Die Regelung soll neben der ordentlichen Gerichtsbarkeit auch für die Arbeits-, die Verwaltungs-, die Finanz- und die Sozialgerichtsbarkeit und in angepasster Form auch für das Bundesverfassungsgericht gelten.

Ferner enthält der Gesetzentwurf Verbesserungen für Menschen mit Hör- und Sprachbehinderungen. Vorgesehen sind Erweiterungen hinsichtlich der Beteiligung von Gebärdendolmetschern für hör- und sprachbehinderte Personen: Künftig sollen die Kosten für die Verdolmetschung des gesamten gerichtlichen Verfahren übernommen werden.

BMJV, Pressemitteilung v. 31.08.2016

Redaktionelle Hinweise

Der Regierungsentwurf für ein Gesetz zur Erweiterung der Medienöffentlichkeit in Gerichtsverfahren und zur Verbesserung der Kommunikationshilfen für Sprach- und Hörbehinderte (EMöGG) findet sich hier.

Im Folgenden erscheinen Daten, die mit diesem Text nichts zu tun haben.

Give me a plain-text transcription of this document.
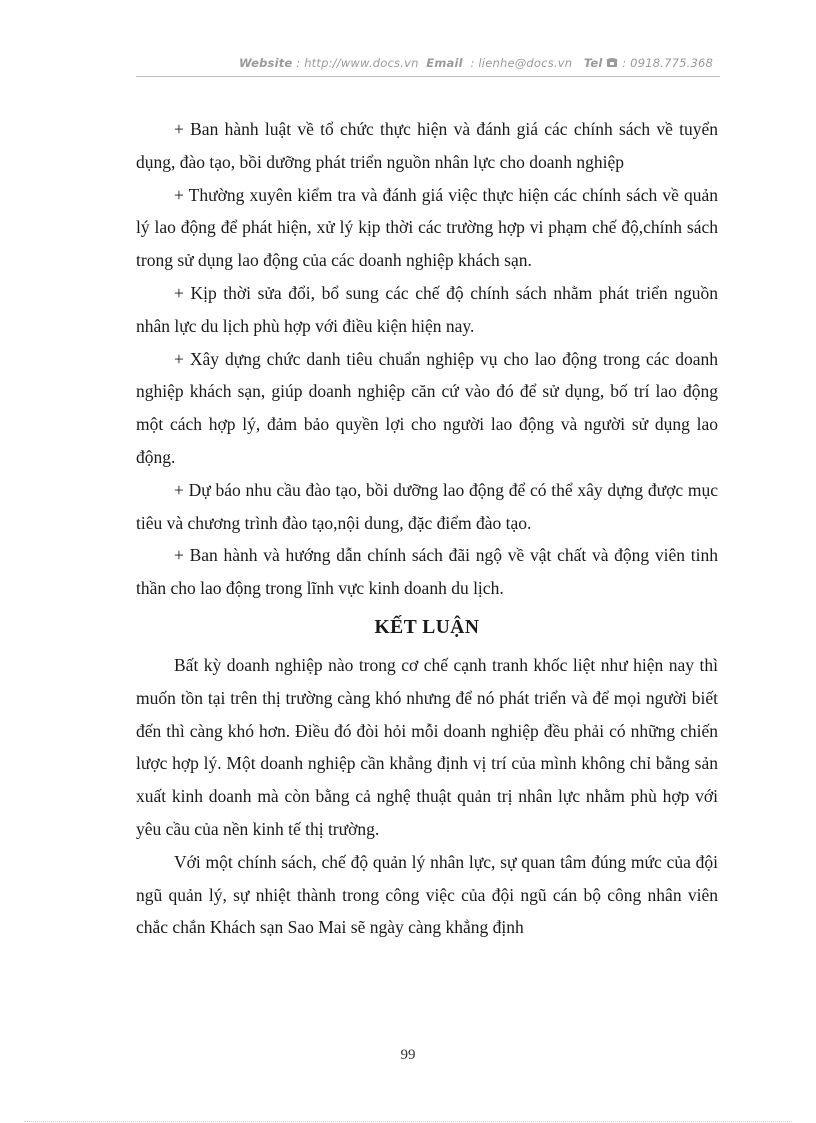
Website : http://www.docs.vn Email : lienhe@docs.vn Tel : 0918.775.368

+ Ban hành luật về tổ chức thực hiện và đánh giá các chính sách về tuyển dụng, đào tạo, bồi dưỡng phát triển nguồn nhân lực cho doanh nghiệp

+ Thường xuyên kiểm tra và đánh giá việc thực hiện các chính sách về quản lý lao động để phát hiện, xử lý kịp thời các trường hợp vi phạm chế độ,chính sách trong sử dụng lao động của các doanh nghiệp khách sạn.

+ Kịp thời sửa đổi, bổ sung các chế độ chính sách nhằm phát triển nguồn nhân lực du lịch phù hợp với điều kiện hiện nay.

+ Xây dựng chức danh tiêu chuẩn nghiệp vụ cho lao động trong các doanh nghiệp khách sạn, giúp doanh nghiệp căn cứ vào đó để sử dụng, bố trí lao động một cách hợp lý, đảm bảo quyền lợi cho người lao động và người sử dụng lao động.

+ Dự báo nhu cầu đào tạo, bồi dưỡng lao động để có thể xây dựng được mục tiêu và chương trình đào tạo,nội dung, đặc điểm đào tạo.

+ Ban hành và hướng dẫn chính sách đãi ngộ về vật chất và động viên tinh thần cho lao động trong lĩnh vực kinh doanh du lịch.

KẾT LUẬN

Bất kỳ doanh nghiệp nào trong cơ chế cạnh tranh khốc liệt như hiện nay thì muốn tồn tại trên thị trường càng khó nhưng để nó phát triển và để mọi người biết đến thì càng khó hơn. Điều đó đòi hỏi mỗi doanh nghiệp đều phải có những chiến lược hợp lý. Một doanh nghiệp cần khẳng định vị trí của mình không chỉ bằng sản xuất kinh doanh mà còn bằng cả nghệ thuật quản trị nhân lực nhằm phù hợp với yêu cầu của nền kinh tế thị trường.

Với một chính sách, chế độ quản lý nhân lực, sự quan tâm đúng mức của đội ngũ quản lý, sự nhiệt thành trong công việc của đội ngũ cán bộ công nhân viên chắc chắn Khách sạn Sao Mai sẽ ngày càng khẳng định

99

U. a. soll § 169 GVG folgenden Wortlaut erhalten (Änderungen im Gesetzestext fett markiert):

(1) Die Verhandlung vor dem erkennenden Gericht einschließlich der Verkündung der Urteile und Beschlüsse ist öffentlich. Ton- und Fernseh-Rundfunkaufnahmen sowie Ton- und Filmaufnahmen zum Zwecke der öffentlichen Vorführung oder Veröffentlichung ihres Inhalts sind unzulässig. Die Tonübertragung in einen Arbeitsraum für Personen, die für Presse, Hörfunk, Fernsehen oder für andere Medien berichten, kann von dem Gericht zugelassen werden. Die Tonübertragung kann zur Wahrung schutzwürdiger Interessen der Beteiligten oder Dritter oder zur Wahrung eines ordnungsgemäßen Ablaufs des Verfahrens teilweise untersagt werden. Im Übrigen gilt für den in den Arbeitsraum übertragenen Ton Satz 2 entsprechend.

(2) Ton- und Filmaufnahmen der Verhandlung einschließlich der Verkündung der Urteile und Beschlüsse können zu wissenschaftlichen und historischen Zwecken von dem Gericht zugelassen werden, wenn es sich um ein Verfahren von herausragender zeitgeschichtlicher Bedeutung für die Bundesrepublik Deutschland handelt. Zur Wahrung schutzwürdiger Interessen der Beteiligten oder Dritter oder zur Wahrung eines ordnungsgemäßen Ablaufs des Verfahrens können die Aufnahmen teilweise untersagt werden. Die Aufnahmen sind nicht zur Akte zu nehmen und dürfen nicht herausgegeben oder zu Verfahrenszwecken genutzt werden. Sie sind vom Gericht nach Abschluss des Verfahrens demjenigen zuständigen Bundes- oder Landesarchiv zur Übernahme anzubieten, das nach dem Bundesarchivgesetz oder einem Landesarchivgesetz festzustellen hat, ob den Aufnahmen ein bleibender Wert zukommt. Nimmt das Bundesarchiv oder das jeweilige Landesarchiv die Aufnahmen nicht an, sind die Aufnahmen durch das Gericht zu löschen.

(3) Abweichend von Absatz 1 Satz 2 kann das Gericht für die Verkündung von Entscheidungen des Bundesgerichtshofs in besonderen Fällen Ton- und Fernseh-Rundfunkaufnahmen sowie Ton- und Filmaufnahmen zum Zweck der öffentlichen Vorführung oder der Veröffentlichung ihres Inhalts zulassen. Zur Wahrung schutzwürdiger Interessen der Beteiligten oder Dritter sowie eines ordnungsgemäßen Ablaufs des Verfahrens können die Aufnahmen oder deren Übertragung teilweise untersagt oder von der Einhaltung von Auflagen abhängig gemacht werden. 

(4) Die Beschlüsse des Gerichts nach den Absätzen 1 bis 3 sind unanfechtbar.